Common cheating assumptions about why people cheat, how they feel about it, or the impact it has on their relationships have been taken to a whole new level by a recently published study.
While uncovering some shocking facts from a survey of users of Ashley Madison, a website that facilitates extramarital affairs, the study’s authors write, “The findings from this study challenge commonly held views about experiences of infidelity.”
Unfaithful partners are said to be quite happy with their situation and rarely regret their misdeeds. Perhaps more surprisingly, they did not believe that low relationship satisfaction was the cause of their cheating and that it was negatively affecting their marriage.
“In the popular media, television shows, movies, and books, people in relationships have this intense sense of moral guilt, and we don’t see it in this sample of participants,” says lead author Dylan Selterman.
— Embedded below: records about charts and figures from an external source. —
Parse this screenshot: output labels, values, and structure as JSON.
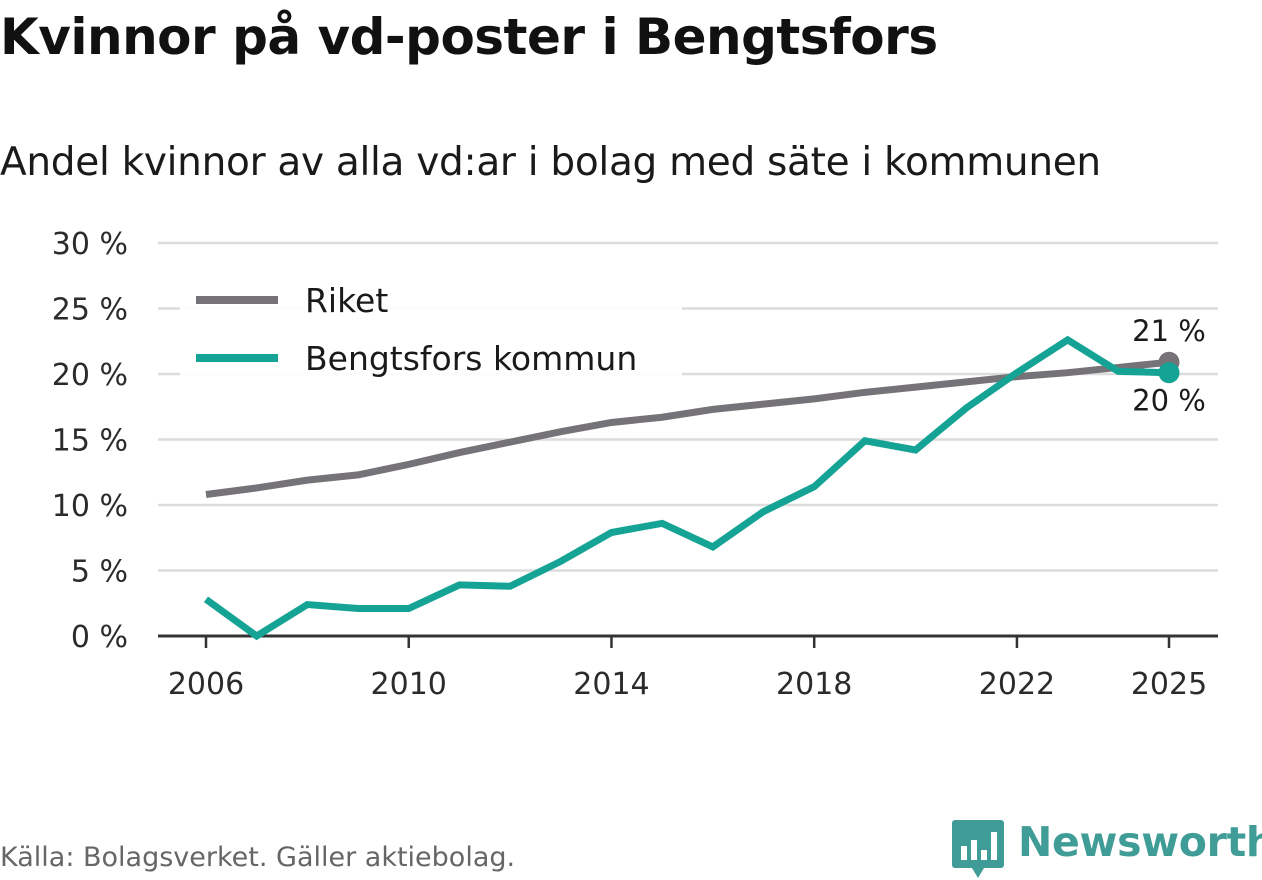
{
  "title": "Kvinnor på vd-poster i Bengtsfors",
  "subtitle": "Andel kvinnor av alla vd:ar i bolag med säte i kommunen",
  "source": "Källa: Bolagsverket. Gäller aktiebolag.",
  "brand": {
    "name": "Newsworthy"
  },
  "colors": {
    "riket": "#757378",
    "bengtsfors": "#14a394",
    "grid": "#dcdcdc",
    "brand": "#3f9c96"
  },
  "chart_data": {
    "type": "line",
    "title": "Kvinnor på vd-poster i Bengtsfors",
    "subtitle": "Andel kvinnor av alla vd:ar i bolag med säte i kommunen",
    "xlabel": "",
    "ylabel": "",
    "x": [
      2006,
      2007,
      2008,
      2009,
      2010,
      2011,
      2012,
      2013,
      2014,
      2015,
      2016,
      2017,
      2018,
      2019,
      2020,
      2021,
      2022,
      2023,
      2024,
      2025
    ],
    "x_ticks": [
      2006,
      2010,
      2014,
      2018,
      2022,
      2025
    ],
    "x_tick_labels": [
      "2006",
      "2010",
      "2014",
      "2018",
      "2022",
      "2025"
    ],
    "xlim": [
      2006,
      2025
    ],
    "ylim": [
      0,
      30
    ],
    "y_ticks": [
      0,
      5,
      10,
      15,
      20,
      25,
      30
    ],
    "y_tick_labels": [
      "0 %",
      "5 %",
      "10 %",
      "15 %",
      "20 %",
      "25 %",
      "30 %"
    ],
    "grid": true,
    "legend_position": "top-left",
    "series": [
      {
        "name": "Riket",
        "color": "#757378",
        "values": [
          10.8,
          11.3,
          11.9,
          12.3,
          13.1,
          14.0,
          14.8,
          15.6,
          16.3,
          16.7,
          17.3,
          17.7,
          18.1,
          18.6,
          19.0,
          19.4,
          19.8,
          20.1,
          20.5,
          20.9
        ],
        "end_label": "21 %"
      },
      {
        "name": "Bengtsfors kommun",
        "color": "#14a394",
        "values": [
          2.8,
          0.0,
          2.4,
          2.1,
          2.1,
          3.9,
          3.8,
          5.7,
          7.9,
          8.6,
          6.8,
          9.5,
          11.4,
          14.9,
          14.2,
          17.4,
          20.1,
          22.6,
          20.2,
          20.1
        ],
        "end_label": "20 %"
      }
    ]
  }
}
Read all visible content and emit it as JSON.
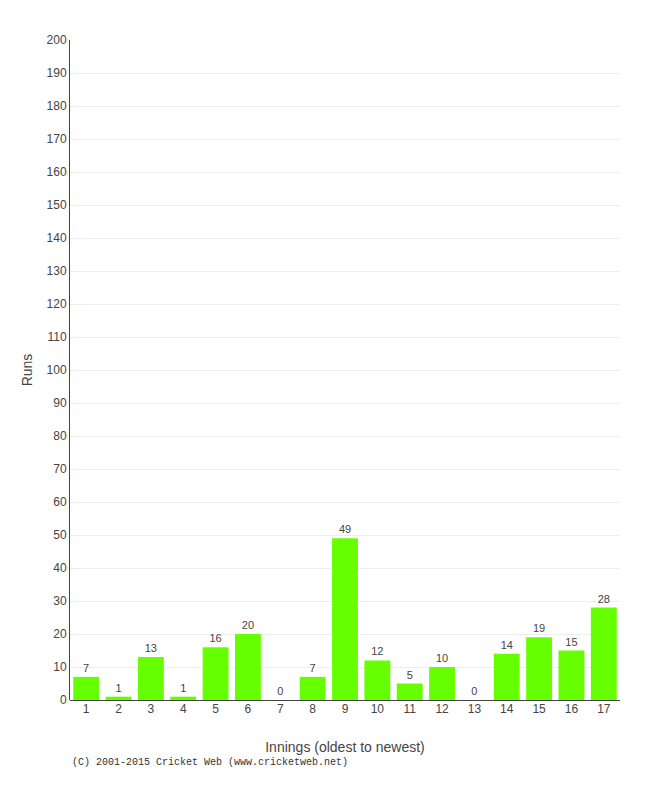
{
  "chart_data": {
    "type": "bar",
    "xlabel": "Innings (oldest to newest)",
    "ylabel": "Runs",
    "categories": [
      "1",
      "2",
      "3",
      "4",
      "5",
      "6",
      "7",
      "8",
      "9",
      "10",
      "11",
      "12",
      "13",
      "14",
      "15",
      "16",
      "17"
    ],
    "values": [
      7,
      1,
      13,
      1,
      16,
      20,
      0,
      7,
      49,
      12,
      5,
      10,
      0,
      14,
      19,
      15,
      28
    ],
    "color": "#66ff00",
    "ylim": [
      0,
      200
    ],
    "yticks": [
      0,
      10,
      20,
      30,
      40,
      50,
      60,
      70,
      80,
      90,
      100,
      110,
      120,
      130,
      140,
      150,
      160,
      170,
      180,
      190,
      200
    ],
    "grid": true,
    "data_labels": true,
    "annotations": [
      "(C) 2001-2015 Cricket Web (www.cricketweb.net)"
    ]
  }
}
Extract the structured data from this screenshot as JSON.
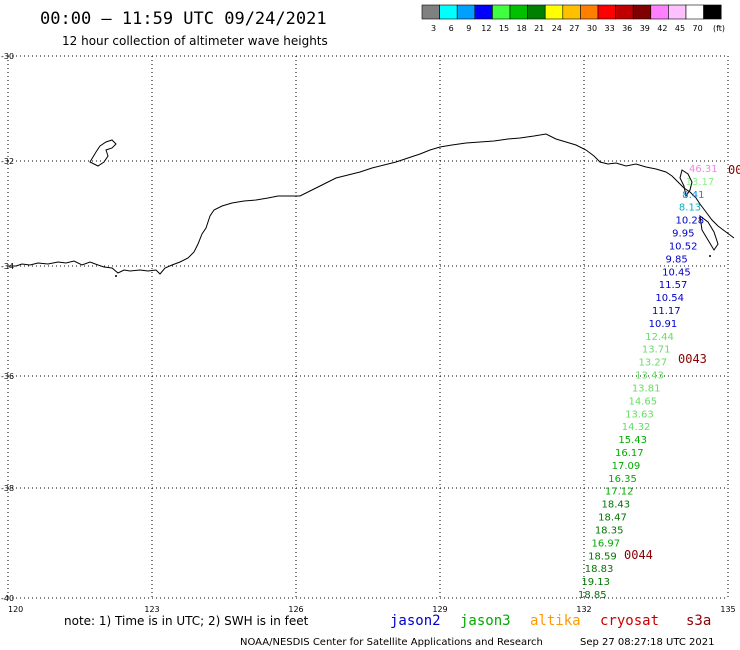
{
  "header": {
    "title": "00:00 – 11:59 UTC 09/24/2021",
    "subtitle": "12 hour collection of altimeter wave heights"
  },
  "legend": {
    "unit": "(ft)",
    "bins": [
      {
        "color": "#808080",
        "label": "3"
      },
      {
        "color": "#00ffff",
        "label": "6"
      },
      {
        "color": "#00a0ff",
        "label": "9"
      },
      {
        "color": "#0000ff",
        "label": "12"
      },
      {
        "color": "#40ff40",
        "label": "15"
      },
      {
        "color": "#00c000",
        "label": "18"
      },
      {
        "color": "#008000",
        "label": "21"
      },
      {
        "color": "#ffff00",
        "label": "24"
      },
      {
        "color": "#ffc000",
        "label": "27"
      },
      {
        "color": "#ff8000",
        "label": "30"
      },
      {
        "color": "#ff0000",
        "label": "33"
      },
      {
        "color": "#c00000",
        "label": "36"
      },
      {
        "color": "#800000",
        "label": "39"
      },
      {
        "color": "#ff80ff",
        "label": "42"
      },
      {
        "color": "#ffc0ff",
        "label": "45"
      },
      {
        "color": "#ffffff",
        "label": "70"
      },
      {
        "color": "#000000",
        "label": ""
      }
    ]
  },
  "map": {
    "lon_range": [
      120,
      135
    ],
    "lat_range": [
      -40,
      -30
    ],
    "lon_ticks": [
      "120",
      "123",
      "126",
      "129",
      "132",
      "135"
    ],
    "lat_ticks": [
      "-30",
      "-32",
      "-34",
      "-36",
      "-38",
      "-40"
    ]
  },
  "observations": [
    {
      "text": "46.31",
      "color": "#ee88ee"
    },
    {
      "text": "13.17",
      "color": "#88ee88"
    },
    {
      "text": "8.41",
      "color": "#0090ff"
    },
    {
      "text": "8.13",
      "color": "#00b0c0"
    },
    {
      "text": "10.28",
      "color": "#0000cc"
    },
    {
      "text": "9.95",
      "color": "#0000cc"
    },
    {
      "text": "10.52",
      "color": "#0000cc"
    },
    {
      "text": "9.85",
      "color": "#0000cc"
    },
    {
      "text": "10.45",
      "color": "#0000cc"
    },
    {
      "text": "11.57",
      "color": "#0000cc"
    },
    {
      "text": "10.54",
      "color": "#0000cc"
    },
    {
      "text": "11.17",
      "color": "#0000cc"
    },
    {
      "text": "10.91",
      "color": "#0000cc"
    },
    {
      "text": "12.44",
      "color": "#66dd66"
    },
    {
      "text": "13.71",
      "color": "#66dd66"
    },
    {
      "text": "13.27",
      "color": "#66dd66"
    },
    {
      "text": "13.43",
      "color": "#66dd66"
    },
    {
      "text": "13.81",
      "color": "#66dd66"
    },
    {
      "text": "14.65",
      "color": "#66dd66"
    },
    {
      "text": "13.63",
      "color": "#66dd66"
    },
    {
      "text": "14.32",
      "color": "#66dd66"
    },
    {
      "text": "15.43",
      "color": "#00aa00"
    },
    {
      "text": "16.17",
      "color": "#00aa00"
    },
    {
      "text": "17.09",
      "color": "#00aa00"
    },
    {
      "text": "16.35",
      "color": "#00aa00"
    },
    {
      "text": "17.12",
      "color": "#00aa00"
    },
    {
      "text": "18.43",
      "color": "#007700"
    },
    {
      "text": "18.47",
      "color": "#007700"
    },
    {
      "text": "18.35",
      "color": "#007700"
    },
    {
      "text": "16.97",
      "color": "#00aa00"
    },
    {
      "text": "18.59",
      "color": "#007700"
    },
    {
      "text": "18.83",
      "color": "#007700"
    },
    {
      "text": "19.13",
      "color": "#007700"
    },
    {
      "text": "18.85",
      "color": "#007700"
    }
  ],
  "pass_times": [
    "00",
    "0043",
    "0044"
  ],
  "footer": {
    "note": "note: 1) Time is in UTC; 2) SWH is in feet",
    "satellites": [
      {
        "name": "jason2",
        "color": "#0000cc"
      },
      {
        "name": "jason3",
        "color": "#00aa00"
      },
      {
        "name": "altika",
        "color": "#ff9900"
      },
      {
        "name": "cryosat",
        "color": "#cc0000"
      },
      {
        "name": "s3a",
        "color": "#8b0000"
      }
    ],
    "credit": "NOAA/NESDIS Center for Satellite Applications and Research",
    "timestamp": "Sep 27 08:27:18 UTC 2021"
  }
}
And feelings of regret were low. These findings paint a more complex picture of infidelity compared to what we think we know.”
Researchers surveyed nearly 2,000 Ashley Madison users before and after they had sex and asked them about their marital status, why they wanted an extramarital affair, and their general health.
Most of the participants were middle-aged and male. Although they claimed to love their partner very much and were not motivated by anger or lack of commitment, about half were not sexually active with their partner and reported low sexual satisfaction as the driving force behind their decision to cheat. Other factors included the desire for independence and the pursuit of sexual diversity.
“People have different motivations for cheating,” Selterman says. “Sometimes they cheat, even if their relationship is pretty good. We don’t see concrete evidence here that people’s relationships are associated with lower relationship quality or lower life satisfaction.”
They were also not linked to a decline in relationship quality over time, suggesting that relationships, at least between people who are actively seeking relationships, may not be as damaging as many believe.
While the findings were limited due to the low diversity in the sample, Selterman hopes to expand the research to investigate infidelity in other populations: “The implication of this research for me is that it’s really very difficult for people to maintain monogamy or sexual exclusivity throughout their lifetime, and I think people underestimate monogamy when they commit to someone in marriage. People assume that having sex with one person for the next 50 years of their partner’s life is completely satisfying, but for many people this is not true. That doesn’t mean everyone’s relationship is doomed, it just means that cheating can be a common part of human relationships.”
The study was published on the Archives of Sexual Behavior.